Lo cierto, sin embargo, es que España atraviesa por dificultades de gran envergadura, que no se resolverán de un día para otro y que por supuesto supondrán grandes sacrificios para los ciudadanos. ZP no sólo fue incapaz de gestionar adecuadamente la crisis internacional, sino que agravó la situación con sus improvisadas y torpes medidas. El déficit superó el 11%, la deuda pública se situó en el 60% del PIB, el país no pudo crecer sino a una media de 0,2% en los últimos cuatro años (en 2009 decreció el 3,7%) y la única generación de empleo se produjo por cuenta de la creación de plazas en la burocracia oficial. En 2007, cuando empezaron las dificultades económicas, España, Alemania y Francia tenían la misma tasa de desempleo, cercana al 8%. Desde entonces para acá, España tuvo un incremento en 14 puntos, Alemania redujo su cifra al 5,2% y Francia sufrió por el aumento de menos de dos puntos porcentuales. Hoy, en España, el desempleo es el más alto de Europa, con cinco millones de parados y uno de cada dos jóvenes menores de 25 años sin posibilidad de trabajar. Todo lo anterior, pone al país ibérico en el borde del rescate europeo y en una situación internacional en la que sobresale como país problema gracias a la irresponsabilidad de un gobierno gastón, mentiroso, pero, sobre todo, incompetente.

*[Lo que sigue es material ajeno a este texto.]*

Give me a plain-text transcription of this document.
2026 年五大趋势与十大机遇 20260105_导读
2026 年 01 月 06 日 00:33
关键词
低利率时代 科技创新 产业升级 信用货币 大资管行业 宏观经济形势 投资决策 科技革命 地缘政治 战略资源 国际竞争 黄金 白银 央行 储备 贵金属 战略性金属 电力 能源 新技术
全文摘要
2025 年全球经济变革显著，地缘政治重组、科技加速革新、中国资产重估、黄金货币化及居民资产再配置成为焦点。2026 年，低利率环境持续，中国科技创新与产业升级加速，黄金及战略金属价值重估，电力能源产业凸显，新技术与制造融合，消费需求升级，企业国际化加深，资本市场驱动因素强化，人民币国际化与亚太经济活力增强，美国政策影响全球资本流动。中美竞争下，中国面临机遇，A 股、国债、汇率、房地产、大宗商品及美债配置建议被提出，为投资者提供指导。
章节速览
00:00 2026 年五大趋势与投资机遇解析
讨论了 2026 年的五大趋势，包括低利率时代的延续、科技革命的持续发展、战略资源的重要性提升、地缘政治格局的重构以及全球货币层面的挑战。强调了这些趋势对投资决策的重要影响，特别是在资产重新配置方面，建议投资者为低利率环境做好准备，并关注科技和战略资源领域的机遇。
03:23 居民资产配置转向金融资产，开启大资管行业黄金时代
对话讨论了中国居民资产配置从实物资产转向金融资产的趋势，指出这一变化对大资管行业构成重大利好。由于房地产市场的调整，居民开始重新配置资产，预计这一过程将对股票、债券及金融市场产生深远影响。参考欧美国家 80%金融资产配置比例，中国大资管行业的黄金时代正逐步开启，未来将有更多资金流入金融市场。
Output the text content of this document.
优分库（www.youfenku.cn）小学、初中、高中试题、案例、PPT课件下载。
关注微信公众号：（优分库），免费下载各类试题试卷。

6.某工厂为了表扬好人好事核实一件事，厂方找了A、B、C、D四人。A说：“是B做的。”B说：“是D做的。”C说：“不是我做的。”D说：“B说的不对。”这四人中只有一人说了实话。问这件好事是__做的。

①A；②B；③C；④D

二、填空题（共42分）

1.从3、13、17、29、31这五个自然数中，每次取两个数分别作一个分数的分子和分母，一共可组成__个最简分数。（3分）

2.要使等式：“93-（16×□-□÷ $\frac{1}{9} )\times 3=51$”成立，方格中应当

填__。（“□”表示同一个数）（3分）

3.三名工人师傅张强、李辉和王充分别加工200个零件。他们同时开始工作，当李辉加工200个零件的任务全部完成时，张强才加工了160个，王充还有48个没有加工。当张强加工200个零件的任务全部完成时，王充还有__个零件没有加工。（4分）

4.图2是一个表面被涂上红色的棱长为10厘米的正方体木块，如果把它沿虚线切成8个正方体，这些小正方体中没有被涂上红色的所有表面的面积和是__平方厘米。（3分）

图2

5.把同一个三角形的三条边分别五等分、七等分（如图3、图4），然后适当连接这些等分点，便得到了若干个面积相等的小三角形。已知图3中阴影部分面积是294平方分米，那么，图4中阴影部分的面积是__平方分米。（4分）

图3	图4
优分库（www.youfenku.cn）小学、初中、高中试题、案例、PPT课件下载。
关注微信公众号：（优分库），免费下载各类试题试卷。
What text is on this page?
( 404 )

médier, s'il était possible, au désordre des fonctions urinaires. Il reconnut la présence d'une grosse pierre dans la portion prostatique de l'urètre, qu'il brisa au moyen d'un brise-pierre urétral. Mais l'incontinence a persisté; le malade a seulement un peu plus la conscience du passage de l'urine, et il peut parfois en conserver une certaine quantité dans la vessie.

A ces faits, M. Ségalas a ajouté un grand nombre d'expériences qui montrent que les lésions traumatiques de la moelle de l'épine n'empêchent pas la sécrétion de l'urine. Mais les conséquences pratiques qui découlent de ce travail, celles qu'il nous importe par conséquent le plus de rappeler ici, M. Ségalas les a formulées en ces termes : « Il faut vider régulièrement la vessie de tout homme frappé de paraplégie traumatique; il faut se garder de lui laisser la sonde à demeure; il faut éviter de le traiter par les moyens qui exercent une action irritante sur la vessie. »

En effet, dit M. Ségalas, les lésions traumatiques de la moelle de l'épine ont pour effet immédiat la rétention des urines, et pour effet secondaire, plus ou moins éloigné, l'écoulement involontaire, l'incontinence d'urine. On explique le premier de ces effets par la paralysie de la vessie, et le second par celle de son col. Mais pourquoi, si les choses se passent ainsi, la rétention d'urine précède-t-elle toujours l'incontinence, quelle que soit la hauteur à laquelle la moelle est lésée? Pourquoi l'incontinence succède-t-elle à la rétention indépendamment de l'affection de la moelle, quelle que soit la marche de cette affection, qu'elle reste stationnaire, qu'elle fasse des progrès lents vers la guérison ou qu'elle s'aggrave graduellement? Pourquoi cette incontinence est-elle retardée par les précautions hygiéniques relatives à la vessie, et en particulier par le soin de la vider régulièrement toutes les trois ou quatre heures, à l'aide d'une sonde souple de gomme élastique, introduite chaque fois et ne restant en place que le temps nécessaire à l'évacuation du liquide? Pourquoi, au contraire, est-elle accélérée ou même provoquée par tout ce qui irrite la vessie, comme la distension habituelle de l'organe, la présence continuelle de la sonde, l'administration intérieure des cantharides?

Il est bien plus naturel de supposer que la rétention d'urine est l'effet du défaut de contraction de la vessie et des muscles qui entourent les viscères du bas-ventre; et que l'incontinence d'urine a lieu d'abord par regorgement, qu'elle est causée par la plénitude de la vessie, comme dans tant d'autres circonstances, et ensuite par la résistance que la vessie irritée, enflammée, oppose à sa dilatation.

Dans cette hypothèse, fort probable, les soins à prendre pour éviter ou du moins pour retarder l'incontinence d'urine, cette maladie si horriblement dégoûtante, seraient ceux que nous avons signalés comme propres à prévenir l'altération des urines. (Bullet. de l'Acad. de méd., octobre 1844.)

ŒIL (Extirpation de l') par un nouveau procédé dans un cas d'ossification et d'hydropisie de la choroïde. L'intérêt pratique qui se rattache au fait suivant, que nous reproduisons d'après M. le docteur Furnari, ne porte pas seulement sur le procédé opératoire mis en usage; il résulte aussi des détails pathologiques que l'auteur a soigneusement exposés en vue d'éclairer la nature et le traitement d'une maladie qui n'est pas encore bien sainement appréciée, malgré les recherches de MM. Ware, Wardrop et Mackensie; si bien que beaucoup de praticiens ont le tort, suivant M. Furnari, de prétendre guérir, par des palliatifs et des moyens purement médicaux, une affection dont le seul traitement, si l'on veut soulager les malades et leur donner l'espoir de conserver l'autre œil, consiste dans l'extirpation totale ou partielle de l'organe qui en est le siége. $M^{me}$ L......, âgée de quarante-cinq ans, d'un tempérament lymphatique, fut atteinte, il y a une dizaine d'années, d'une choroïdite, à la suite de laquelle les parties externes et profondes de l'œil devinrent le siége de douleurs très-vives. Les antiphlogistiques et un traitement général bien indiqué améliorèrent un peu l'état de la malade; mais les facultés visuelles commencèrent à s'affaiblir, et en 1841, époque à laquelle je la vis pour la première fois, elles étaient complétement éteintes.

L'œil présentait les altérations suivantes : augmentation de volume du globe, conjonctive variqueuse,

Por eso y por mucho más, es claro que a Mariano Rajoy no le ha tocado fácil. Ninguno de los cinco anteriores presidentes recibió siquiera algo parecido a la desastrosa herencia de Rodríguez Zapatero, cuya sola presencia en el gobierno en funciones es ya en sí misma un elemento desestabilizador y de incertidumbre. El reto del Partido Popular es complejo porque tiene la obligación de sacar a España de la crisis sin desmontar el modelo de Estado bienestar. Rajoy y su mayoría absoluta deben recuperar la confianza, reducir el gasto y la deuda, incentivar la inversión, crear el empleo, abrir las posibilidades de crédito y todo ello sin lastimar los beneficios sociales de los españoles, especialmente de los grupos más vulnerables.
Menuda es pues la tarea de los populares en el poder.